In his role as convener, Mark Fishman worked closely with Stewart D. Friedman to develop the Institute's curriculum. Friedman, a management professor at the University of Pennsylvania's Wharton School, serves as faculty leader for the Institute. His area of expertise is organizational behavior, work and life integration, and leadership. Based on his experiences at Wharton, and his work at the Ford Motor Company, he published a book, Total Leadership, which is the basis for the Institute's curriculum.
Throughout the course of the next year, Institute members will meet monthly and learn from major philanthropists and Jewish communal leaders how to define and achieve their legacy as leaders in all aspects of their work, home, community and personal lives.

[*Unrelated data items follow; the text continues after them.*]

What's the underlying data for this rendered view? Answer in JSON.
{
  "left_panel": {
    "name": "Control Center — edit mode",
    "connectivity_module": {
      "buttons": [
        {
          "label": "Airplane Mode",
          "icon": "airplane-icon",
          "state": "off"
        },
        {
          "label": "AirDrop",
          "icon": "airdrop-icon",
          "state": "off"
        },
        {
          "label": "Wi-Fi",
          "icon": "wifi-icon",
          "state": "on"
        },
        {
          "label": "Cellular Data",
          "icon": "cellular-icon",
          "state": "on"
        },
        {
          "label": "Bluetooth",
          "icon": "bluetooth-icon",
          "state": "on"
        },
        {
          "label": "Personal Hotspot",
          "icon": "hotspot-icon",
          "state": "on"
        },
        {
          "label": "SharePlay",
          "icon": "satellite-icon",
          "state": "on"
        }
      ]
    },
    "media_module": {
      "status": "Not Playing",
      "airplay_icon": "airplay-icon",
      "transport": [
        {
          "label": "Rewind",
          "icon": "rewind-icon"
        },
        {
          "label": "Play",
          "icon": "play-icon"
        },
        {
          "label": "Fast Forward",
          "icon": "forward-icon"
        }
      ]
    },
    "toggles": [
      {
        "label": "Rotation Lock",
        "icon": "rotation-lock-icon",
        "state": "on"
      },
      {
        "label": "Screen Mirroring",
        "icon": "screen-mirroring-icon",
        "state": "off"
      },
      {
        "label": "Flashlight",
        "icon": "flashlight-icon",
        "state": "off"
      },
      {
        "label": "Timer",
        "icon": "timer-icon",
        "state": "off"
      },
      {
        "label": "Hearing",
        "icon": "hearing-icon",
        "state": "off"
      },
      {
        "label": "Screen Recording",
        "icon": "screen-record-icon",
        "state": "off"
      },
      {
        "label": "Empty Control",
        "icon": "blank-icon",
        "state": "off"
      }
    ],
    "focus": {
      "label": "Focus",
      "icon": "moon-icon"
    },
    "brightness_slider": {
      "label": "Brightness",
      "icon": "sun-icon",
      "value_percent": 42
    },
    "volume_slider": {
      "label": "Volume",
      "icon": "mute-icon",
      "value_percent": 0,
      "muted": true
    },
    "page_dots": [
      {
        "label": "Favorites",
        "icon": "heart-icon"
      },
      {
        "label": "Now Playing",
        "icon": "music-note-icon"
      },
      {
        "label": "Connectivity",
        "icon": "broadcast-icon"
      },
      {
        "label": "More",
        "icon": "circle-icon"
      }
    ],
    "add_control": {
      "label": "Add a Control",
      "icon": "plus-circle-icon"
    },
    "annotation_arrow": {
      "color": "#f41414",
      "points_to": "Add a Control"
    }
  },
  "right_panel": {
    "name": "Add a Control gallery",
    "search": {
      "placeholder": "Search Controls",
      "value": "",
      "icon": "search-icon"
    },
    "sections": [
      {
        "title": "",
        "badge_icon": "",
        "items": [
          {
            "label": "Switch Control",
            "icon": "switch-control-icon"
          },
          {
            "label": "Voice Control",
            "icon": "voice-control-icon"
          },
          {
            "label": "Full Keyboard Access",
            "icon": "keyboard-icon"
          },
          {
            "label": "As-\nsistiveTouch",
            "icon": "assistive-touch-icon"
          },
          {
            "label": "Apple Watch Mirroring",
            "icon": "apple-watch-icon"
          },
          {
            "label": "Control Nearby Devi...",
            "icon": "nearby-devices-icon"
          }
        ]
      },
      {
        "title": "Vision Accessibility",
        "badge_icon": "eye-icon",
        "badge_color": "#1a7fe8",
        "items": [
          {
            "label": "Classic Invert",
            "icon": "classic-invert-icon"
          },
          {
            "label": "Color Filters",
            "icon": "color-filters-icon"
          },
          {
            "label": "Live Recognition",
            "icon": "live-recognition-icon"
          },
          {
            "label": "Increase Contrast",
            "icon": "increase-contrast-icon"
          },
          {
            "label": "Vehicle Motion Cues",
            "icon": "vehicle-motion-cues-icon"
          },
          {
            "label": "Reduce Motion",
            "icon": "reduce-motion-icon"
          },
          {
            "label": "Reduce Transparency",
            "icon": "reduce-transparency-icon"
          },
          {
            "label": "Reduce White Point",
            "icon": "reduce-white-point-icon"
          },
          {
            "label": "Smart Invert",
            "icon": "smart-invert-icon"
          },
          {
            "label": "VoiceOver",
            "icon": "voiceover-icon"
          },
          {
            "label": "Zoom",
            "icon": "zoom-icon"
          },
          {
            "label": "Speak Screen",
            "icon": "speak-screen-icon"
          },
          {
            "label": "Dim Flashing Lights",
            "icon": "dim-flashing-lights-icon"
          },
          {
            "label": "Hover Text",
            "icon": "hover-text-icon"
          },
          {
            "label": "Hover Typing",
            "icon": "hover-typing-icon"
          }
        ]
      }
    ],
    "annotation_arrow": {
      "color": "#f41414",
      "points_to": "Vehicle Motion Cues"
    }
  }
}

At the group's opening session, Federation President Leonard Barrack and CEO Ira M. Schwartz discussed the importance of cultivating the next generation of Federation leadership. "One of my goals when I joined Federation 12 months ago was to make sure that the leadership pipeline will never run dry. This initiative is putting this concept into action. The men and women selected to participate in this Institute exemplify the type of leadership this community needs and deserves," said Barrack.
Future sessions will focus on understanding the history of the Greater Philadelphia Jewish community, defining and addressing critical needs and priorities, and creating meaningful social change.
Institute members will travel to Israel together on a mission in May 2009.